As Dawkins summarizes the blind watchmaker thesis:

Natural selection, the blind, unconscious, automatic process which Darwin discovered and which we now know is the explanation for the existence and apparently purposeful form of all life, has no purpose in mind. It has no mind and no mind’s eye.


The Discovery Institute summarizes five areas of science that pose serious problems for the neo-Darwinian model of chemical and biological evolution:

  1. Genetics: Mutations cause harm and do not build complexity.
  2. Biochemistry: Unguided and random processes cannot produce cellular complexity.
  3. Paleontology: The fossil record lacks intermediate fossils.
  4. Taxonomy: Biologists have failed to construct Darwin’s “Tree of Life.”
  5. Chemistry: The chemical origin of life remains an unsolved mystery.

1. Genetics

Mutations cause harm and do not build complexity.

Darwinian evolution relies on random mutations that are selected by a blind, unguided process of natural selection that has no goals.

Such a random and undirected process tends to harm organisms and does not improve them or build complexity.

As National Academy of Sciences biologist Lynn Margulis has said,

new mutations don’t create new species; they create offspring that are impaired.

Similarly, past president of the French Academy of Sciences, Pierre-Paul Grasse, contended that

“mutations have a very limited ‘constructive capacity’” because “no matter how numerous they may be, mutations do not produce any kind of evolution.”


2. Biochemistry

Unguided and random processes cannot produce cellular complexity.

Our cells contain incredible complexity, like miniature factories using machine technology but dwarfing the complexity and efficiency of anything produced by humans.

Cells use miniature circuits, motors, feedback loops, encoded language, and even error-checking machinery to decode and repair our DNA.

Darwinian evolution struggles to build this type of integrated complexity.

As biochemist Franklin Harold admits:

there are presently no detailed Darwinian accounts of the evolution of any biochemical or cellular system, only a variety of wishful speculations.


3. Paleontology

The fossil record lacks intermediate fossils.

The fossil record’s overall pattern is one of abrupt explosions of new biological forms, and possible candidates for evolutionary transitions are the exception, not the rule.

This has been recognized by many paleontologists such as Ernst Mayr who explained in 2000 that

new species usually appear in the fossil record suddenly, not connected with their ancestors by a series of intermediates.

Similarly, a zoology textbook observed that

Many species remain virtually unchanged for millions of years, then suddenly disappear to be replaced by a quite different, but related, form. Moreover, most major groups of animals appear abruptly in the fossil record, fully formed, and with no fossils yet discovered that form a transition from their parent group.


4. Taxonomy

Biologists have failed to construct Darwin’s “Tree of Life.”

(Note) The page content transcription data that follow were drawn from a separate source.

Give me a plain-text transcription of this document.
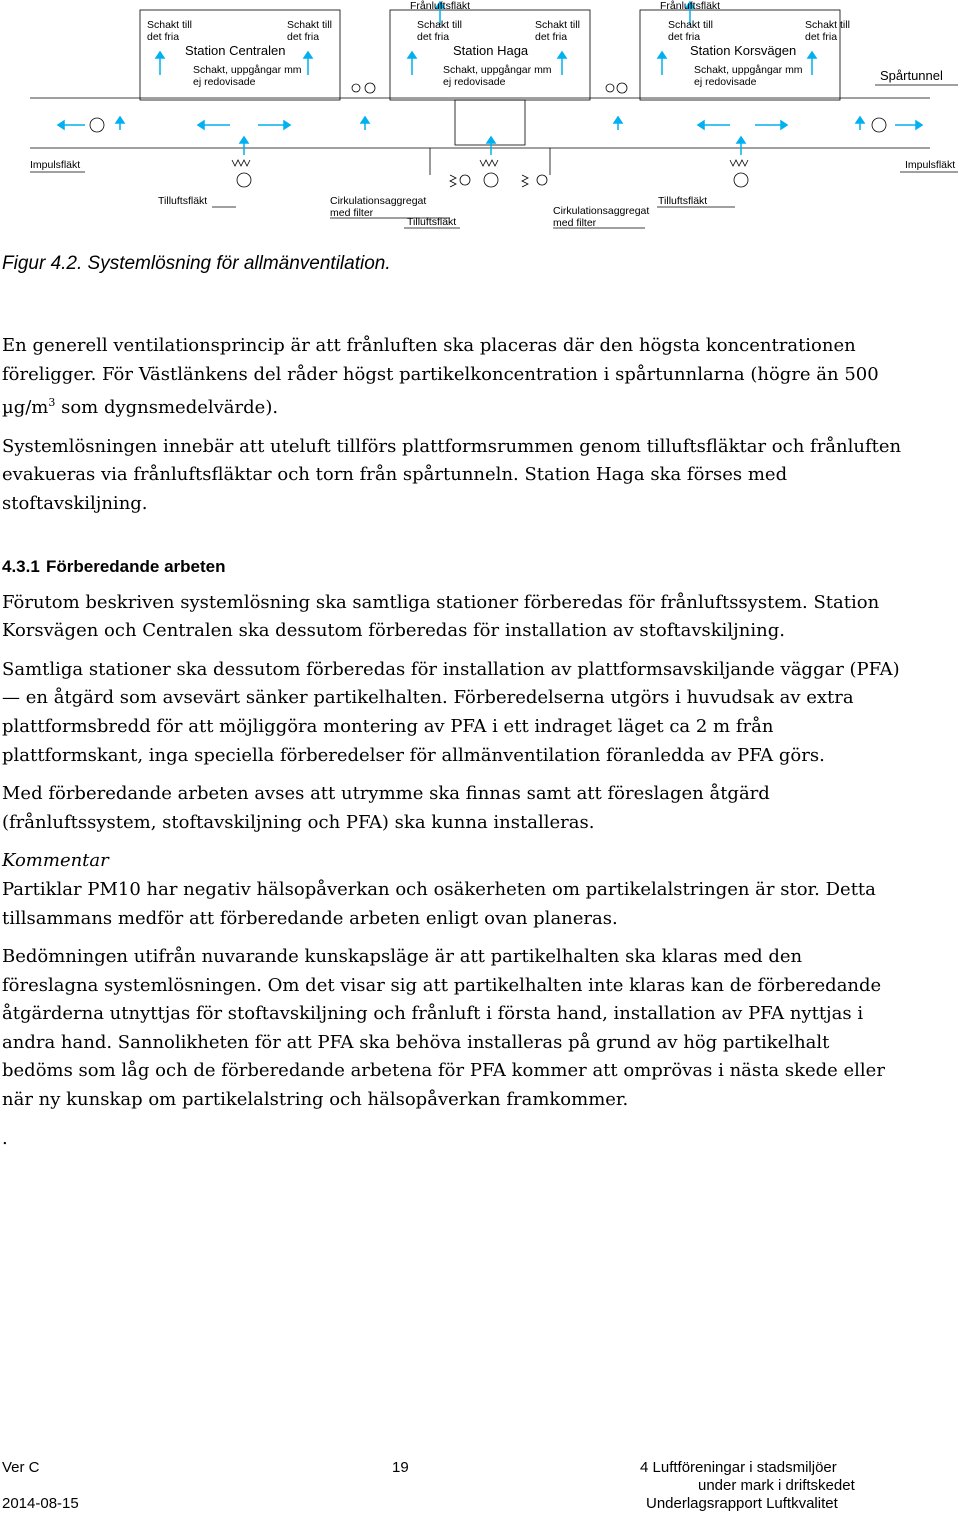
Frånluftsfläkt	Frånluftsfläkt
Schakt till
det fria
Schakt till
det fria
Schakt till
det fria
Schakt till
det fria
Schakt till
det fria
Schakt till
det fria
Station Centralen	Station Haga	Station Korsvägen
Schakt, uppgångar mm
ej redovisade
Schakt, uppgångar mm
ej redovisade
Schakt, uppgångar mm
ej redovisade	Spårtunnel
Impulsfläkt	Impulsfläkt
Tilluftsfläkt
Tilluftsfläkt
Tilluftsfläkt
Cirkulationsaggregat
med filter	Cirkulationsaggregat
med filter
Figur 4.2. Systemlösning för allmänventilation.

En generell ventilationsprincip är att frånluften ska placeras där den högsta koncentrationen föreligger. För Västlänkens del råder högst partikelkoncentration i spårtunnlarna (högre än 500 $\mu g/m^3$ som dygnsmedelvärde).

Systemlösningen innebär att uteluft tillförs plattformsrummen genom tilluftsfläktar och frånluften evakueras via frånluftsfläktar och torn från spårtunneln. Station Haga ska förses med stoftavskiljning.

4.3.1 Förberedande arbeten

Förutom beskriven systemlösning ska samtliga stationer förberedas för frånluftssystem. Station Korsvägen och Centralen ska dessutom förberedas för installation av stoftavskiljning.

Samtliga stationer ska dessutom förberedas för installation av plattformsavskiljande väggar (PFA) — en åtgärd som avsevärt sänker partikelhalten. Förberedelserna utgörs i huvudsak av extra plattformsbredd för att möjliggöra montering av PFA i ett indraget läget ca 2 m från plattformskant, inga speciella förberedelser för allmänventilation föranledda av PFA görs.

Med förberedande arbeten avses att utrymme ska finnas samt att föreslagen åtgärd (frånluftssystem, stoftavskiljning och PFA) ska kunna installeras.

Kommentar
Partiklar PM10 har negativ hälsopåverkan och osäkerheten om partikelalstringen är stor. Detta tillsammans medför att förberedande arbeten enligt ovan planeras.

Bedömningen utifrån nuvarande kunskapsläge är att partikelhalten ska klaras med den föreslagna systemlösningen. Om det visar sig att partikelhalten inte klaras kan de förberedande åtgärderna utnyttjas för stoftavskiljning och frånluft i första hand, installation av PFA nyttjas i andra hand. Sannolikheten för att PFA ska behöva installeras på grund av hög partikelhalt bedöms som låg och de förberedande arbetena för PFA kommer att omprövas i nästa skede eller när ny kunskap om partikelalstring och hälsopåverkan framkommer.

.

Ver C	19
2014-08-15
4 Luftföreningar i stadsmiljöer
under mark i driftskedet
Underlagsrapport Luftkvalitet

Biologists hoped that DNA evidence would reveal a grand tree of life where all organisms are clearly related.

It hasn’t.

Trees describing the alleged ancestral relationships between organisms based upon one gene or biological characteristic very commonly conflict with trees based upon a different gene or characteristic.

As the journal New Scientist put it,

different genes told contradictory evolutionary stories.

The eminent microbiologist Carl Woese explained that such “phylogenetic” conflicts

can be seen everywhere in the universal tree, form its root to the major branchings within and among the various taxa to the makeup of the primary groupings themselves.

This implies a breakdown in common descent, the hypothesis that all organisms share a common ancestor.


5. Chemistry

The chemical origin of life remains an unsolved mystery.

The mystery of the origin of life is unsolved and all existing theories of chemical evolution face major problems.

Basic deficiencies in chemical evolution include a lack of explanation for how a primordial soup could arise on the early earth’s hostile environment, or how the information required for life could be generated by blind chemical reactions.

As evolutionary biologist Massimo Pigliucci has admitted,

we really don’t have a clue how life originated on Earth by natural means.